Em pé, com água barrenta acima das meias e livro aberto nas mãos, o gaúcho Mario Quintana parecia recitar sua Conversa Bem Brasileira à fotógrafa que se aproximara num barco: “Desculpe, minha senhora, mas não consigo lembrar-me se a conheço do último Carnaval, da última greve, ou da última enchente…”.
Ao lado, sentado no banco da praça, pernas cruzadas e canelas submersas, o mineiro Carlos Drummond de Andrade olhava, distraído do rio de enchente que já ameaçava os joelhos, talvez lembrando o dia diluviano em Ouro Preto (MG), 2 000 quilômetros ao norte, quando escreveu: “… E ruindo se vai a porta. Só a chuva monorrítmica sobre a noite, sobre a história goteja. Morrem as casas…”.
Os poetas ficaram ilhados num encontro de ficção moldado em bronze, o Monumento à Literatura, no alagado centro histórico de Porto Alegre, capital da quarta economia de um país onde as mudanças climáticas ameaçam transformar governantes, atuais gerentes do atraso, em futuros síndicos de catástrofes.

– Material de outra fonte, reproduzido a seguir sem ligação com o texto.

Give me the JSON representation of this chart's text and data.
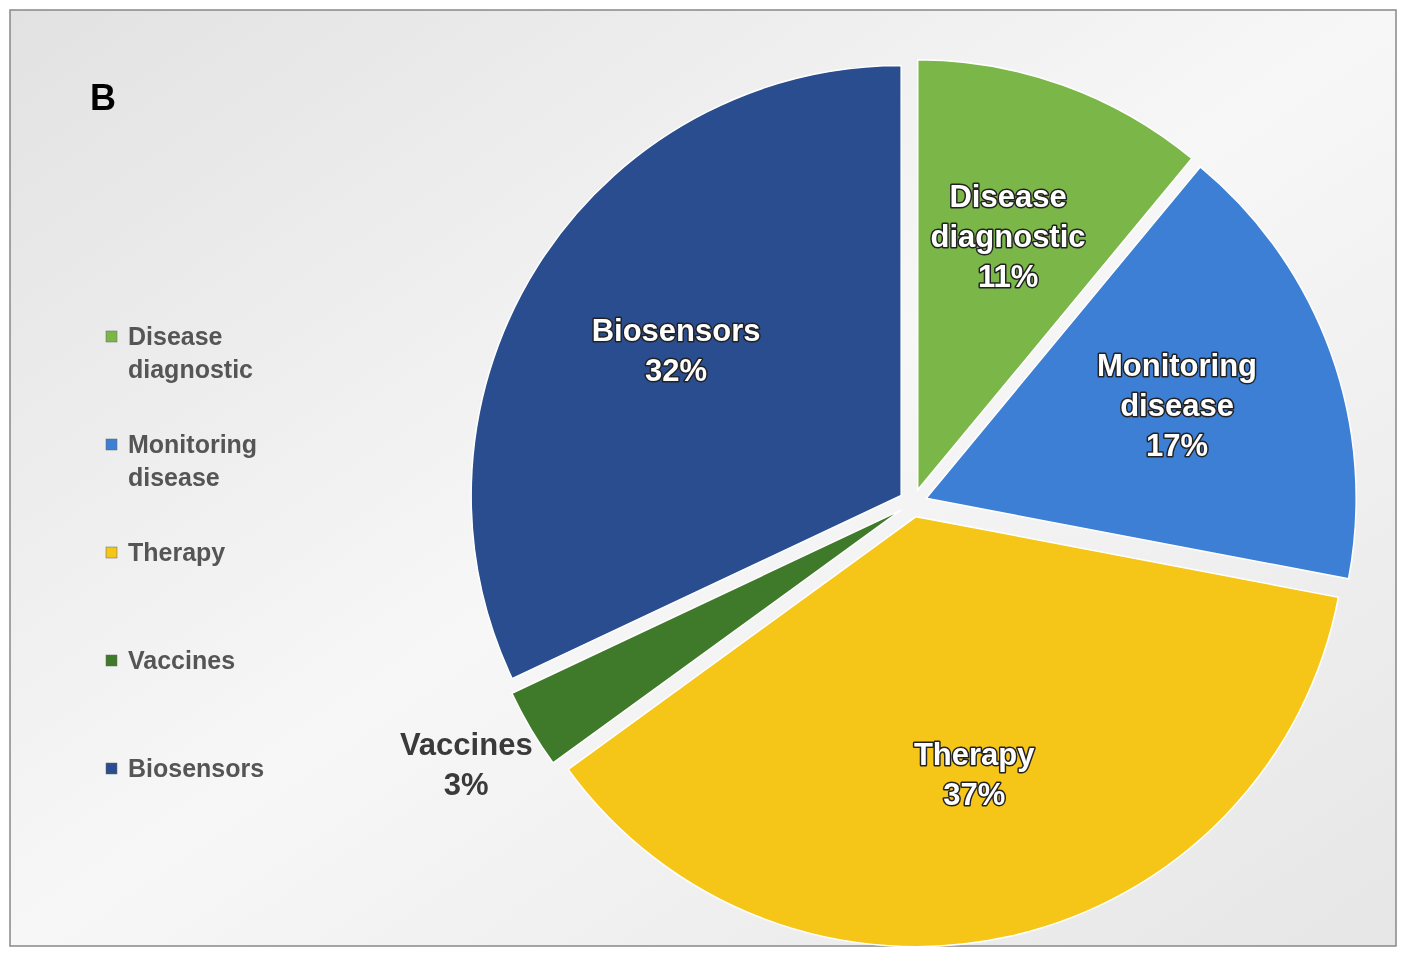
{
  "chart_data": {
    "type": "pie",
    "title": "B",
    "categories": [
      "Disease diagnostic",
      "Monitoring disease",
      "Therapy",
      "Vaccines",
      "Biosensors"
    ],
    "values": [
      11,
      17,
      37,
      3,
      32
    ],
    "colors": [
      "#7ab648",
      "#3d7fd4",
      "#f5c518",
      "#3f7a2a",
      "#2a4d8f"
    ],
    "value_labels": [
      "11%",
      "17%",
      "37%",
      "3%",
      "32%"
    ],
    "legend": "left"
  }
}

É a terceira devastação do Rio Grande do Sul por enchentes em oito meses — ainda há pessoas desaparecidas na última, em novembro. Isso depois de um biênio de perdas e danos por severa estiagem.
Os gaúchos formaram uma sociedade que se distingue no mapa brasileiro pela qualidade de vida em padrão superior ao da maioria das regiões. Domaram uma fatia da planície mais fértil da América do Sul, interconectada por rios navegáveis, driblando a voracidade da Argentina pelo domínio geopolítico da Bacia do Prata. Com laivos de autonomia e independência do governo federal, atravessaram os primeiros 130 anos da República aumentando a eficiência econômica e a acumulação de capital na região, com fluidez na administração pública. Consolidaram um histórico de taxas de desigualdade de renda e riqueza menores, em média, na comparação nacional.

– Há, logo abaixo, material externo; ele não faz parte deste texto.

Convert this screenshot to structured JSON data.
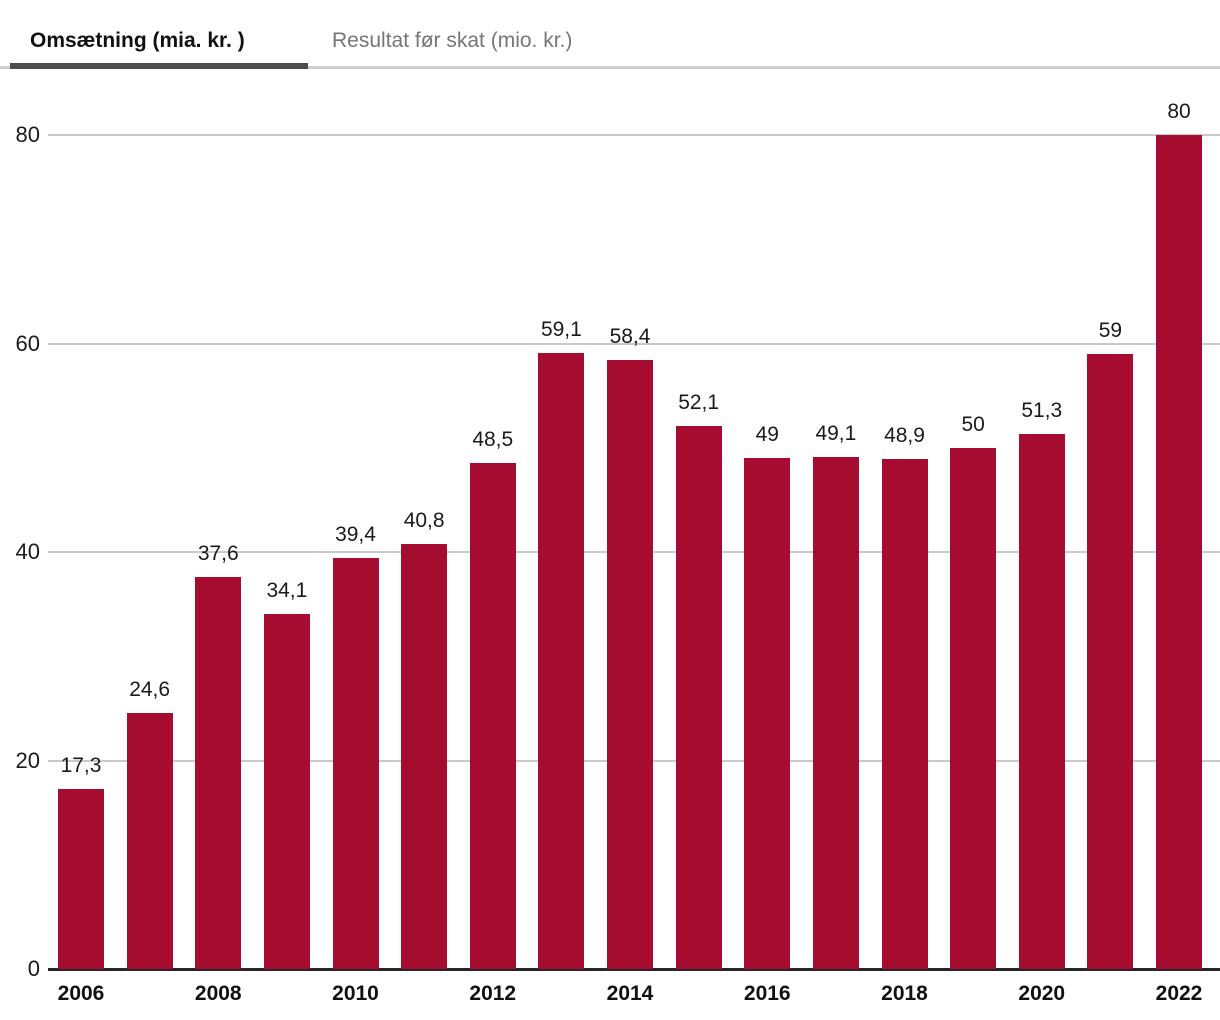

“Rio Grande do Sul deixa o país atônito por espelhar as debilidades nacionais”
Com mais de dois terços do território atingido, o Rio Grande do Sul deixa o país atônito por espelhar as debilidades nacionais, agravadas nas últimas cinco décadas de estagnação social e econômica, desleixo ambiental e com evidente declínio na qualidade da representação política.
A infraestrutura defasada e deficiente, não necessariamente nessa ordem, virou ruína. O estado recuou na industrialização e asfixia-se numa reduzida participação (cerca de 6%) na produção industrial nacional. Aderiu à preferência política de Brasília por aumentar a dependência das exportações de matérias-primas agrícolas — a soja dos campos hoje alagados é responsável por mais da metade do comércio exterior. Desidratou a legislação ambiental, inovadora nos anos 70, para estimular a expansão da monocultura da soja (6 milhões de hectares) e o reflorestamento com eucalipto (1 milhão de hectares). Nas terras baixas, planas e férteis do pampa (63% do território estadual), a vegetação nativa é residual.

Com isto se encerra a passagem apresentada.